Last Updated on 11:08 AM by Giorgos Tsekas
Genre: Heavy Metal/ Progressive
Country: Finland
Label: Cruz del Sur Music
Year: 2017
The first release of a band may well be described as spontaneous, exciting, grandiose with a peculiar, sometimes genius and sometimes naive approach concerning its compositions. It all depends on the ability of the creators to bring it to life, to give flesh and bone, to put their thoughts and ideas in order. The right method of “mining” these ideas will be the springboard for the achievement of artists’ goals.

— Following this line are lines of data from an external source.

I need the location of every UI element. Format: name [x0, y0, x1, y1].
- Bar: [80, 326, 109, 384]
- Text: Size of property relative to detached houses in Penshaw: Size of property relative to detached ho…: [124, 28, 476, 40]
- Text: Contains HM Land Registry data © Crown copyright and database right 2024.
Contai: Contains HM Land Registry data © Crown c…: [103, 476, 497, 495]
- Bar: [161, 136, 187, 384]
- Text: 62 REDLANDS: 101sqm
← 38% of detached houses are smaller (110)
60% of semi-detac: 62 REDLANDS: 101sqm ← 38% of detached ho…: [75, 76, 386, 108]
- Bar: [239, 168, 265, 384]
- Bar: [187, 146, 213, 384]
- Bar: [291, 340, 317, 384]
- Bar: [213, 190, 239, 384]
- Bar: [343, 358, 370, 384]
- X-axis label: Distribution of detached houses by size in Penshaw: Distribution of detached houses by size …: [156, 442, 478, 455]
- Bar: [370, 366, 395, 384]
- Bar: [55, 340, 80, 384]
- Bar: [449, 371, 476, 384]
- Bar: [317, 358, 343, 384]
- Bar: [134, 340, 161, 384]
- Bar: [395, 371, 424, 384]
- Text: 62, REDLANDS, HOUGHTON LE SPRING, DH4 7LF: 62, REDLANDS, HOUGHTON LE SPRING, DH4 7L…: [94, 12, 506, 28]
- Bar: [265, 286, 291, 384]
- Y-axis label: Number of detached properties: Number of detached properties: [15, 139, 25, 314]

Mausoleum Gate, with their same titled album released three years ago, managed to gain the attention of several fans of the classic heavy sound. This was considered a great victory for the Finns, given the state in which the music scene falls into in recent years, with the thousands of bands that in vain try to be embraced by just a few. The solid marriage of dirty, tough 80’s sound with vintage 70’s aesthetics rightly found a great appeal, and we, in turn, invested in a diamond for our collection that accompanies us even today in the afternoons and evenings by filling our “world” with immortal, traveling melodies.
But, time has come for the band to make the next step. The dilemma was lying on whether they would continue to create music in the style of their debut or to deliberately differentiate, to a point, from the material that brought them out, highlighting their artistic anxieties. With “Into A Dark Divinity,” the band makes clear that there is no mood for repetition or need for them to copy themselves.
Moving their sound even deeper into the labyrinths of 70’s musicology, they sound more pompous than the debut with the morbid smile of the keys overcrowding the compositions, questioning the protagonist role of guitars as the main means expressing their music and externalizing their emotions. With this strategy they gain in atmosphere and feeling, but they are lagging behind in many places in dynamics and hardness, which in no way characterizes as inanimate the material of this album.
Just as with its predecessor, “Into A Dark Divinity” includes six compositions of a total of forty-one minutes. The differentiation, apart from the core of the compositions, certainly occurs in the long-lasting songs, which are half in proportion, while in the debut we had two of the 6 songs to be over six minutes. Elaborating on the details now, the album is synthesized unequally in contrast to its predecessor, where there was a consistency of exceptional ideas and repeated bursts of inspired moments. Let’s firstly deal with the three short pieces “Burn the Witches at Dawn”, “Horns” and “Solomon’s Key”. In the first two, we find simple, fast rock without any surprises and without the sprite that featured the similar structured “brothers” of the first album. Some inspirational sparks are hidden in the solo but the inelegant V-PVarpula’s high ones don’t flatter and do not give anything more to the already bad ideas. In “Solomon’s Key” you ‘listen’ to self-confidence, since it is crystal clear that the style that suits them is the slow, mysterious, full of classical techniques in solo one, the full of keys bridges that give an eerie tint and the chorus that overflows with passion. But the true essence of the story lies in the long-lasting songs, “Condemned to Darkness”, “Apophis” and “Into a Dark Divinity”. Here lies the grandeur of the album. Time stops and the emotions born during the hearing reach up to the medulla of the soul. Creations that act underground by sending vibrations to the nuclei of our sensors. Here the Finns document their gracious dedication to the magic and style of the progenitors of progressive rock. Melancholic epics full of intoxicating melodies that highlight, first and foremost, the spearhead intelligent changes of guitar themes with the incredibly inspired key ideas. The long duration of these compositions is not a negative fact since smoothness of flow, fluctuations and rhythm changes keep the listener alert.
With yet another positive sign as far as the visual part of the album (coupled with its debut) and the hot production are concerned, Mausoleum Gate are the winners in betting with themselves. Brave explorers of “strange” sounds for the average metal fan, the Finns have to invest more in this difficult journey. As is well known, the second album is the one that demonstrates whether the intentions of a group are serious or not. But the third album is the one that will clarify if it really is a really big band. Everything shows that the Finns got what they need, but until we see more, we can only listen to two of the finest samples of the scene in recent years. Excellent.